Last week rushed by like it was only one day, pretty much like the first week did. Since our last update we have gone on a sight seeing spree in New York City and we spent 2 nights in a row in The Marine Electric’s apartment in Brooklyn (they’re touring Europe very soon!). Only just before leaving their apartment, we noticed a framed picture in the kitchen which after further examination turned out to be a still from a porn scene that was shot in that same kitchen. Apparently the previous tenant ran a porn studio in there. Another one I can cross off my list of interesting places! The guys luckily did ensure us that they spent a proper few days cleaning out the apartment before they moved in..


Sight seeing on Times Square NYC

Our first overnight drive on this tour is a fact! From Wilmington NC to Gainesville FL, we made the 9-hour drive overnight to be in Gainesville in time for Fest. I never thought that a 300-kilometer driving shift and then another 3 hours of navigating until 8 am would cause a jetlag sort of feeling. Then again, arriving in sunny, warm Florida immediately made up for that.

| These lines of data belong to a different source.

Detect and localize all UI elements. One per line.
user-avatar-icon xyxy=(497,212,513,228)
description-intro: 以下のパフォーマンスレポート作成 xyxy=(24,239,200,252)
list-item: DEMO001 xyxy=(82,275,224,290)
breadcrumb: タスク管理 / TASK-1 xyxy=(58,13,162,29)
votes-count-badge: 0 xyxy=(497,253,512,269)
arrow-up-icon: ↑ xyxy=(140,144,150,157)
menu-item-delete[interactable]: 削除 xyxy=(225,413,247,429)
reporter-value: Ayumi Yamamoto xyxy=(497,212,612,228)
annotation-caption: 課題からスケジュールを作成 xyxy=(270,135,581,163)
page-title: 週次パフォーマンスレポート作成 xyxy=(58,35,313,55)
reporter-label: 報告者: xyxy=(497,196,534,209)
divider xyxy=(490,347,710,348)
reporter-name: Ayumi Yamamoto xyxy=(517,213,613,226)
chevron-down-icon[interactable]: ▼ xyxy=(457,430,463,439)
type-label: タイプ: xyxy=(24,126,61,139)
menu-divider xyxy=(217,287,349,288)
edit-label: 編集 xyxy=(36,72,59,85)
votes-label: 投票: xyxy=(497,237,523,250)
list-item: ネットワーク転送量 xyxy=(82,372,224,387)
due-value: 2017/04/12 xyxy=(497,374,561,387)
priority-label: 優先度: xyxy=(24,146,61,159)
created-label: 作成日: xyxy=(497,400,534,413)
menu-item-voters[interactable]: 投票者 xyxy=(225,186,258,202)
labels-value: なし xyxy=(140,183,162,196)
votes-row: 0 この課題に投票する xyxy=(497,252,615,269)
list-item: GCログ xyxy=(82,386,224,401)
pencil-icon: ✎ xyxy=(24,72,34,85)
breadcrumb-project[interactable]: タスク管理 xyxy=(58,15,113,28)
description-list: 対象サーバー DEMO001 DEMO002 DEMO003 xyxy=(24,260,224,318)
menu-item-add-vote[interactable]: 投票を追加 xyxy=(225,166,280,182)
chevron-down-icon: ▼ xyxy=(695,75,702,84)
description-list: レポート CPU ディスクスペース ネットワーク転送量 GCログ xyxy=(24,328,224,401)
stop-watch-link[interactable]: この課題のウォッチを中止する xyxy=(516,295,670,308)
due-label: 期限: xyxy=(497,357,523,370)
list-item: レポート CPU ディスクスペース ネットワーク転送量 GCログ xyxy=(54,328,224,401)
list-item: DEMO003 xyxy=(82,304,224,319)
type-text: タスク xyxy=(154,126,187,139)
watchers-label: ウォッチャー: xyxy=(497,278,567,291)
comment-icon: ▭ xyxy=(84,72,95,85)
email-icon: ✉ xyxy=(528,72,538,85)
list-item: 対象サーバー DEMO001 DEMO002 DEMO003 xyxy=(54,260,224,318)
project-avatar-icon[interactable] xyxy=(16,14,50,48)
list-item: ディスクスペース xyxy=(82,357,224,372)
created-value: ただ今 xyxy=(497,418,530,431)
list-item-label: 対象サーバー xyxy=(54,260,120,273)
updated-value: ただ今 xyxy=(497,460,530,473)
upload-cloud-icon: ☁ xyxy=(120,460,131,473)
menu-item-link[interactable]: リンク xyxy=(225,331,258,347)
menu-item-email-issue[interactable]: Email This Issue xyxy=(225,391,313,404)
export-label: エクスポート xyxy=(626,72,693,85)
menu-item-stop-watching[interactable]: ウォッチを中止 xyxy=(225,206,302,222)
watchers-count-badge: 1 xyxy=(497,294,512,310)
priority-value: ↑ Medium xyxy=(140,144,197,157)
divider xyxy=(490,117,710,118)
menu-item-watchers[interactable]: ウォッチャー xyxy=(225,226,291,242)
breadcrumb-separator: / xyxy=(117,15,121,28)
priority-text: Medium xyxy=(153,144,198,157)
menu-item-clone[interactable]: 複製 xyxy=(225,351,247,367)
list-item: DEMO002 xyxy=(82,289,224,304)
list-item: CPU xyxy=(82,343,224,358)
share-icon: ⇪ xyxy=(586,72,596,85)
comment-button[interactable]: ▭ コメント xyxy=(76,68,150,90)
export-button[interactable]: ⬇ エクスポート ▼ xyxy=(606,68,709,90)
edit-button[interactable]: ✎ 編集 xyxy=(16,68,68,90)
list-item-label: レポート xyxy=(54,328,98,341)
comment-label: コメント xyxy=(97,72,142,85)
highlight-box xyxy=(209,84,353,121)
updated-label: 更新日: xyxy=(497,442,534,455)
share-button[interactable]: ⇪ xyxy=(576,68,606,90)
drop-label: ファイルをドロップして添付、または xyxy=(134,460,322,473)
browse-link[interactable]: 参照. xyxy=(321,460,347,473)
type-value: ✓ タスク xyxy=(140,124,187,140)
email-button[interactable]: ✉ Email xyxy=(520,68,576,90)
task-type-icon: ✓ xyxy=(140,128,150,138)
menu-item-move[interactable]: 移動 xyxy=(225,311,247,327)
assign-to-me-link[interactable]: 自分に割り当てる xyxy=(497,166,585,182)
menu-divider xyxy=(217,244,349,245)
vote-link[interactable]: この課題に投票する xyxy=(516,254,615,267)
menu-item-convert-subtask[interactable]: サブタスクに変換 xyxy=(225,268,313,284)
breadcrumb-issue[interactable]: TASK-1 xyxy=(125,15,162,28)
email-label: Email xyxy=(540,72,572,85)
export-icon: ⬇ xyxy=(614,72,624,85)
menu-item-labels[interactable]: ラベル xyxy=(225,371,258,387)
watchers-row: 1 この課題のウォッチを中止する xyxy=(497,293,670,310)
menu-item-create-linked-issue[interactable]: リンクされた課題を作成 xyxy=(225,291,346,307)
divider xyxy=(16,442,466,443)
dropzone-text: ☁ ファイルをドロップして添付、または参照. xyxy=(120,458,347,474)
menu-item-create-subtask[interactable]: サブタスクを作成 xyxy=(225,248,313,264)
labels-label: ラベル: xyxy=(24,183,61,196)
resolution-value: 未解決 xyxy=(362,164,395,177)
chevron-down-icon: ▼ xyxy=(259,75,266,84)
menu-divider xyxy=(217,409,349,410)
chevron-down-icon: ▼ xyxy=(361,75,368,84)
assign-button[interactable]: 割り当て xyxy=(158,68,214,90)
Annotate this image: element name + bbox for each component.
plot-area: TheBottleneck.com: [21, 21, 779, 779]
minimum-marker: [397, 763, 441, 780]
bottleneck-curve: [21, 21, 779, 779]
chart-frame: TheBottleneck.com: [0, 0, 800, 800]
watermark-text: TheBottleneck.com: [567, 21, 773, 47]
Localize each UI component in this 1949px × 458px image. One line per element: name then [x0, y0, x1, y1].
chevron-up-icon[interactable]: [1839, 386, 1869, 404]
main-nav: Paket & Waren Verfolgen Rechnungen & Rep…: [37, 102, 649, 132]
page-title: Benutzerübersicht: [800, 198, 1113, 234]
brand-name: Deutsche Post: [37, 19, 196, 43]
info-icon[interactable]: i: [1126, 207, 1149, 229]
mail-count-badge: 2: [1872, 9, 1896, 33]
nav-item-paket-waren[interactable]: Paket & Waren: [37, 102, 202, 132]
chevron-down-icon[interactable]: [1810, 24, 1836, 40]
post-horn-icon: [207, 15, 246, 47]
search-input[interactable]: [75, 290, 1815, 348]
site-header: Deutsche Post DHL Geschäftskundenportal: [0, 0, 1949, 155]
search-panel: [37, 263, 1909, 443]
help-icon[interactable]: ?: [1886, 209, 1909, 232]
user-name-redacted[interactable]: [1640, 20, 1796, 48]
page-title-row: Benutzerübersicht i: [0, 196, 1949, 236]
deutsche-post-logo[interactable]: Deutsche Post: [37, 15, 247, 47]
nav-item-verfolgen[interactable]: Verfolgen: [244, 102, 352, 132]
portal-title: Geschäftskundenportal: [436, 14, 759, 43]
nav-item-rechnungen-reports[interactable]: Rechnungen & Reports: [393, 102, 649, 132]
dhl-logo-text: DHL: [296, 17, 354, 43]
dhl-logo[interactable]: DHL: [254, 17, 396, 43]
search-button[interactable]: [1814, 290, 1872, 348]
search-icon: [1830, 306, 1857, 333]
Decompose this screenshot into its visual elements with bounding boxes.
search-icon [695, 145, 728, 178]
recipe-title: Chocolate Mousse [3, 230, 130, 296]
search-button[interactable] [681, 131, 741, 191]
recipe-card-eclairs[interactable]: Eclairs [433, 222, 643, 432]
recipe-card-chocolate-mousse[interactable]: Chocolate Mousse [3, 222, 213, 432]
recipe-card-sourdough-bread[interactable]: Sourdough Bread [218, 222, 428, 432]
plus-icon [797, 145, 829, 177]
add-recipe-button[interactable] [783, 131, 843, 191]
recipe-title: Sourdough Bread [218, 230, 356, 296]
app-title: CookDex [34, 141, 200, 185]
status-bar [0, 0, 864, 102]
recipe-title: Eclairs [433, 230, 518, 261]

Overnight drive Wilmington NC – Gainesville FL

While finally arriving in Gainesville is great, it also marks the end of the North American leg of this tour. During the 3 days of The Fest, Gainesville is almost literally flooded with visitors and bands from all over the world, which results in a very unique and comfortable atmosphere. We already met up with some Australian fest-goers up in Massachusetts, met them again at some of the shows down the coast, and now we meet them again at Fest. Everybody seems to be travelling down to Gainesville! Among my personal highlights at Fest are bands like PJ Bond, Restorations, Astpai, RVIVR, Iron Chic and Red City Radio. Our own show at Fest was very cool too. The venue was not sold out, but a lot of people took the time to miss another 10 bands that played the same slot, and they seemed to be very much into our music. Quality over quantity!

Static Radio’s final show at Fest

The other shows we played last week were also pretty well attended. Pretty well attended, especially if you consider that there are so many bands playing the same cities and a lot of people choose to watch those bands at Fest instead of in their own city. After the show in Richmond VA, we were stuck without a place to sleep for the first time on this tour. So far, we’ve been quite lucky to have a place to stay every night, because that is not always the case in the USA. Luckily, promoter Brad (drummer of Worn In Red) introduced us to Tyler, who lives in a very comfortable apartment just around the corner. He gave us a place to stay, treated us to some beers and even cooked up a healthy breakfast the next morning. As if that was not hospitable enough, he also gave me a book from his collection of American novelists to read on the road (Brett Easton Ellis’ “less than zero”). Thanks Tyler, you’re a lifesaver!

Gallery 5 – Richmond VA

As I am writing this, Fest has just finished and we are getting ready to fly out to Brazil tomorrow. To put an end to all the clichés of the rock n’ roll life, this is what we are up to today instead of snorting coke and making out with groupies (whatever that may be): crunching tour statistics, dropping off laundry, editing tour videos, adding subtitles, repacking our bags for the flights, getting rid of stuff we don’t need anymore, sending out postcards, catching up on sleep, cleaning out our rental car and hopefully eating our last slice of pizza for a while to come. And of course, we’re looking forward to what will happen in Brazil.

I said this in a tour blog last year, and I will say it again. There are only 2 kinds of shows: good shows and bad shows. Luckily I feel like I played good show on every night of this tour. The other day, someone came up to me and asked what it is that makes touring so much fun. I couldn’t really come up with an answer right away (probably too tired), but Riekus summarized it very well: the coolest part of touring is meeting so many new and old friends.

There you go, I’m signing off! Time to catch some sleep and get ready for another full day of travelling.